E, come conferma, la prima goccia si depositò sul terreno in quel momento. La annotò nella mente, per sicurezza, per far trascorrere il tempo con il conteggio di gocce di pioggia caduta. In quello stesso istante, ne arrivò una seconda. Due. Tre. Quattro. Cinque...

Non riuscì a localizzarle più. Quell'accenno di precipitazioni in un attimo si era trasformato in un temporale senza alcun dominio, a cui si poteva solamente assistere. Ed Athena si ritrovò immersa in dei panni bagnati senza essere mai entrata in nessun lago, solamente per effetto dell'acqua proveniente dalle nuvole. Nel tempo di un'illusione, si accorse di essere in mezzo ad un temporale.

Questo perché il fragoroso rumore di un fulmine impattato con il terreno le si manifestò assieme all'immagine dello stesso, dall'altra parte del disco, separata da lei dai dischi posti in mezzo. Si considerò salva, per un istante, quando avvertì la carica di una seconda saetta. Allora riconobbe il pericolo. Era esattamente nell'occhio del ciclone, e non poteva fare nulla per evitarlo.

Afferrò i suoi averi e, come prima cosa, corse subito verso la porta, trovandola sbarrata. Imprecò rumorosamente, ma la sua frase fu burlata dallo scoppio di un altro tuono. Continuò a correre, in cerca di una meta o di una sconosciuta salvezza, però non ottenne nulla. Si accorse che il fango le impastava le scarpe, e che un lieve strato di acqua si stava creando.

E quanto tempo era passato? Dieci minuti? Il vento iniziò a manifestarsi contro il suo volto, giocando con i suoi capelli, buttandoglieli in faccia o rubandoli dal volto. Il lago per terra accresceva, mentre le prime, sottili spighe di grano cominciavano ad arrendersi all'aria ed a volare via. Athena provò quasi a pregarle di non lasciarla sola, non in quel momento, ma la sua bocca era serrata.

Presto, arrivò anche la grandine. Ed a quel punto Athena dovette seriamente dedicarsi allo studio di un riparo. Come prima reazione, spalancò lo zaino e cercò nella velocità della sopravvivenza il sacco a pelo, tirandolo fuori con uno sguardo speranzoso. I tuoni, i fulmini, la pioggia la stavano detestando. Si rizzò in piedi, quando, a pochi passi, un lampo si frantumò contro il terreno.

Inizialmente, lo notò solamente la sua bocca, che urlò sconsideratamente, facendo vibrare tutte le gocce che lottavano con la terra. Poi realizzò l'accaduto, osservando la presenza ancora fumante di un'ustione sul campo. Quella sarebbe stata lei presto, se non avesse subito cercato un riparo. Allora si riparò nel sacco a pelo, rendendosi conto della stupidità della faccenda: l'acqua sarebbe certamente filtrata, la grandine l'avrebbe tormentata comunque, e se un fulmine l'avesse colpita sarebbe stata carbonizzata irrimediabilmente. L'unica protezione era quella delle orecchie, a causa dei tuoni attutiti. E sudò per il caldo che si manifestava all'interno di quell'involucro, quasi in contrapposizione con i panni umidi. Tremò per i giorni che quel temporale sembrò durare, ma non uscì mai. Ragionò, si chiese il motivo, si crogiolò nella sua paura, ma non uscì mai.

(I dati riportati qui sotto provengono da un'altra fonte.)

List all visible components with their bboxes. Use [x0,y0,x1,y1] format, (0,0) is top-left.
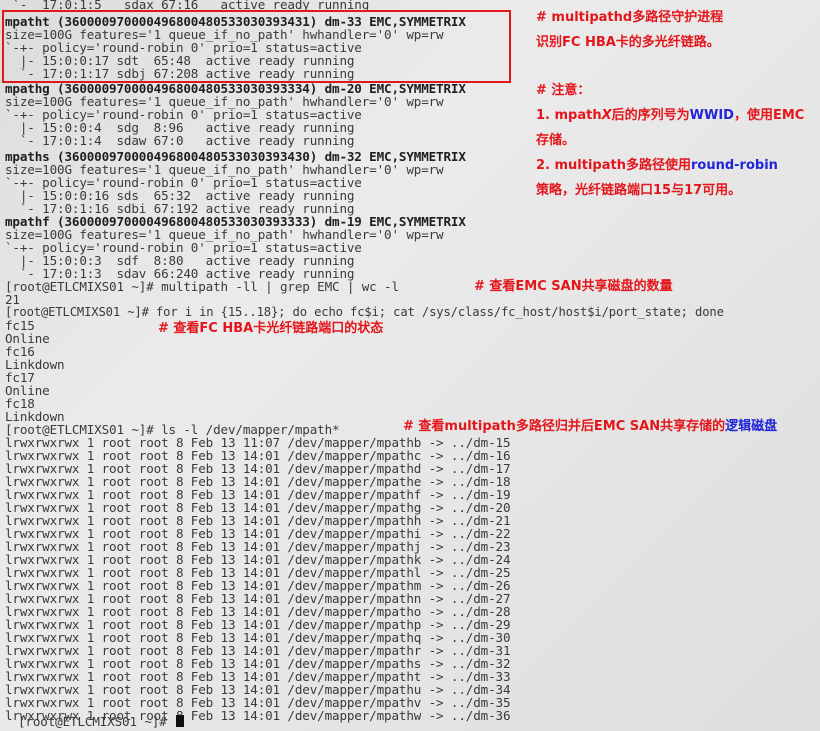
note-2-continued: 策略，光纤链路端口15与17可用。 [536,183,742,198]
note-2-part: 2. multipath多路径使用 [536,158,691,173]
annotation-multipathd-detail: 识别FC HBA卡的多光纤链路。 [536,35,720,50]
terminal-prompt-line: [root@ETLCMIXS01 ~]# multipath -ll | gre… [5,279,399,294]
terminal-current-prompt[interactable]: [root@ETLCMIXS01 ~]# [18,714,185,729]
terminal-line: `- 17:0:1:4 sdaw 67:0 active ready runni… [5,133,355,148]
note-1-part: 1. mpath [536,108,602,123]
note-2: 2. multipath多路径使用round-robin [536,158,778,174]
note-2-policy: round-robin [691,158,778,173]
note-1-wwid: WWID [689,108,734,123]
note-1-part: 后的序列号为 [611,108,690,123]
annotation-ls: # 查看multipath多路径归并后EMC SAN共享存储的逻辑磁盘 [403,419,777,435]
note-1-continued: 存储。 [536,133,576,148]
annotation-wc: # 查看EMC SAN共享磁盘的数量 [474,279,673,294]
terminal-prompt-line: [root@ETLCMIXS01 ~]# for i in {15..18}; … [5,305,724,319]
annotation-multipathd: # multipathd多路径守护进程 [536,10,724,25]
annotation-fc-state: # 查看FC HBA卡光纤链路端口的状态 [158,321,384,336]
annotation-ls-text: # 查看multipath多路径归并后EMC SAN共享存储的 [403,419,726,434]
note-1-var: X [601,108,612,123]
annotation-ls-highlight: 逻辑磁盘 [725,419,778,434]
note-1: 1. mpathX后的序列号为WWID，使用EMC [536,108,804,124]
note-1-part: ，使用EMC [733,108,805,123]
highlight-box [2,10,511,83]
notes-title: # 注意： [536,83,591,98]
prompt-text: [root@ETLCMIXS01 ~]# [18,714,175,729]
text-cursor [176,715,185,727]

Quando fu sicura che fosse concluso, si liberò di quell'ambiente umido. La prima cosa di cui si accorse fu di aver lasciato lo zaino alla natura, ed infatti quello era volato via, l'aveva lasciata sola. In più, la devastazione compiuta sul terreno era la più totale: nessuna spiga di grano si ergeva come prima. La desolazione aveva condannato anche quel terreno, oltre al suo cuore, quando aveva realizzato una cosa, torturata dalla grandine, accaldata dal sacco a pelo, angosciata per la spietata mancanza di risorse, fiaccata da un nuovo principio di malattia: la capitale voleva farla fuori.

 

Giorno 9

Distretto 3, Emilie Levieva

Si conoscevano da due giorni, eppure fra loro si era sviluppata una complicità che lei avrebbe sempre pensato impossibile. Emilie aveva ammesso al suo interno quanto fosse necessaria per lei, quanto quel conforto fosse caloroso ed affettuoso, di quanto fosse utile nonostante nessuno l'avesse mai richiesto. Anche perché, grazie a Milton, la ragazza non si era lasciata devastare da un sentimento di angustia quando avevano avvistato del fumo all'orizzonte.

Non c'era altra spiegazione che la presenza di un altro campo, altri tributi spiegati contro di loro. Una sensazione si era annidata in Emilie, un sospetto disastroso e vendicativo: ci sarebbero potuti essere il ragazzo del 5 e quella del 12 in quel campo? Si trovavano nel settimo cerchio, e la distanza dal quarto disco in cui si era consumata la più furiosa lotta della sua esperienza era misera. Era possibile che i suoi nemici fossero stanziati lì. Furtivamente, si era avvicinata e, con un carico di attenzione maggiore della volta prima, aveva avvertito fragorosamente, come in un incubo vivido, le voci dei due. E cominciava a desiderare il piano.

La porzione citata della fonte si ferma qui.